Results of surgical treatment of atrial fibrillation (AF) are more difficult to interpret than those of catheter ablation or medical therapy. They typically do not have the hundreds of patients found in cardiology trials. Therefore, the benefit has to be substantially larger to generate the same p value. On the other hand, the patients are sicker and more symptomatic, with longer duration of AF and multiple failed therapies. Many patients undergo concomitant cardiac surgery. Hence, improvement in quality of life (QOL) is more likely to be observed, but harder to attribute solely to cure of AF, rather than the concomitant procedure.
Lundberg and colleagues [1] report a study facing similar challenges. Thirty-four patients underwent the Cox maze III procedure with a mean follow-up of 35 months. Eight (24%) patients underwent concomitant cardiac surgery, such as coronary bypass, mitral valve surgery, and so forth. The reported success rate of 90% restoration of sinus rhythm in this population of only 25% paroxysmal AF patients was associated with a sustained improvement in QOL to levels seen in a normal healthy population. Are the results of this study commendable? Without a doubt! Are they relevant? Maybe!
A similar study was published in 2000 with a 1-year follow-up rather than 3 years [2]. Similar results have also been reported with catheter ablation of AF [3–5]. Pappone [3] demonstrated an improved survival and QOL in patients who underwent catheter ablation versus those treated medically for rhythm control. The QOL for these patients returned to levels seen in a normal healthy population at 12-month follow-up and remained as such for the mean follow-up of 900 days.
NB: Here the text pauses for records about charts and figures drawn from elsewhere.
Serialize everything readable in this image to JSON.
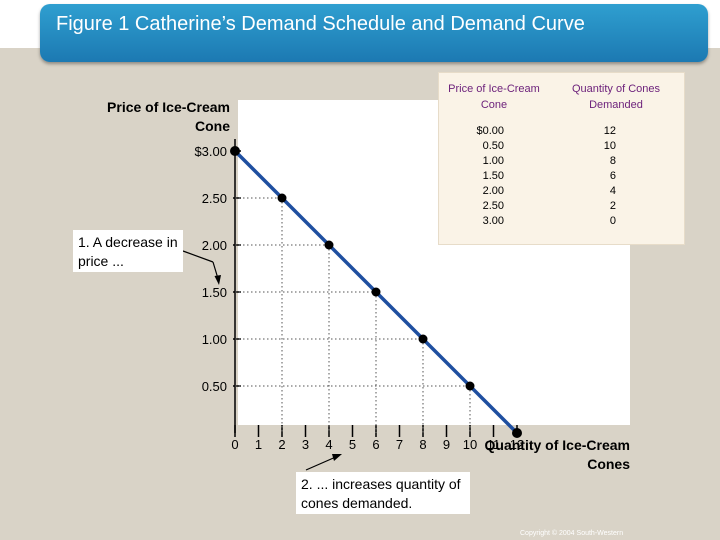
{
  "title": "Figure 1 Catherine’s Demand Schedule and Demand Curve",
  "chart_data": {
    "type": "line",
    "ylabel": "Price of Ice-Cream Cone",
    "xlabel": "Quantity of Ice-Cream Cones",
    "x_ticks": [
      "0",
      "1",
      "2",
      "3",
      "4",
      "5",
      "6",
      "7",
      "8",
      "9",
      "10",
      "11",
      "12"
    ],
    "y_ticks": [
      "0.50",
      "1.00",
      "1.50",
      "2.00",
      "2.50",
      "$3.00"
    ],
    "y_tick_values": [
      0.5,
      1.0,
      1.5,
      2.0,
      2.5,
      3.0
    ],
    "xlim": [
      0,
      12
    ],
    "ylim": [
      0,
      3.0
    ],
    "points": [
      {
        "x": 0,
        "y": 3.0
      },
      {
        "x": 2,
        "y": 2.5
      },
      {
        "x": 4,
        "y": 2.0
      },
      {
        "x": 6,
        "y": 1.5
      },
      {
        "x": 8,
        "y": 1.0
      },
      {
        "x": 10,
        "y": 0.5
      },
      {
        "x": 12,
        "y": 0.0
      }
    ],
    "line_color": "#1f4fa0"
  },
  "schedule": {
    "headers": [
      "Price of Ice-Cream Cone",
      "Quantity of Cones Demanded"
    ],
    "rows": [
      [
        "$0.00",
        "12"
      ],
      [
        "0.50",
        "10"
      ],
      [
        "1.00",
        "8"
      ],
      [
        "1.50",
        "6"
      ],
      [
        "2.00",
        "4"
      ],
      [
        "2.50",
        "2"
      ],
      [
        "3.00",
        "0"
      ]
    ]
  },
  "annotations": {
    "note1": "1. A decrease in price ...",
    "note2": "2. ... increases quantity of cones demanded."
  },
  "copyright": "Copyright © 2004 South-Western"
}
Even though the patients were healthier and 70% were in paroxysmal AF, the study demonstrated the benefits of maintaining SR. In addition, AF recurrences were associated with impaired physical and mental functioning.
In contrast to multiple catheter ablations, surgeons have just "one shot" at curing AF. With the bar already set higher, and the "gold standard" maze not the standard of care in most institutions, the clinical relevance of Lundberg and colleagues' [1] work in today's cardiac surgery practice is called into question. No energy source or lesion set has consistently produced results comparable with the Cox maze III procedure. Surgeons performing ablations for AF using alternative energy sources or lesions, or both, may not observe these benefits reported by the authors. However, it is important to better understand the disease itself, as well as continually strive to improve the technique and technology to make it less invasive and more effective. Until surgeons can consistently achieve success rates of 85% to 95% with minimal morbidity, we can not expect to see the relatively healthier patients that cardiologists typically ablate in their electrophysiology laboratories. The patients may spend up to 12 hours in the laboratory for a catheter ablation, but they still go home the next day. And that is quality of life!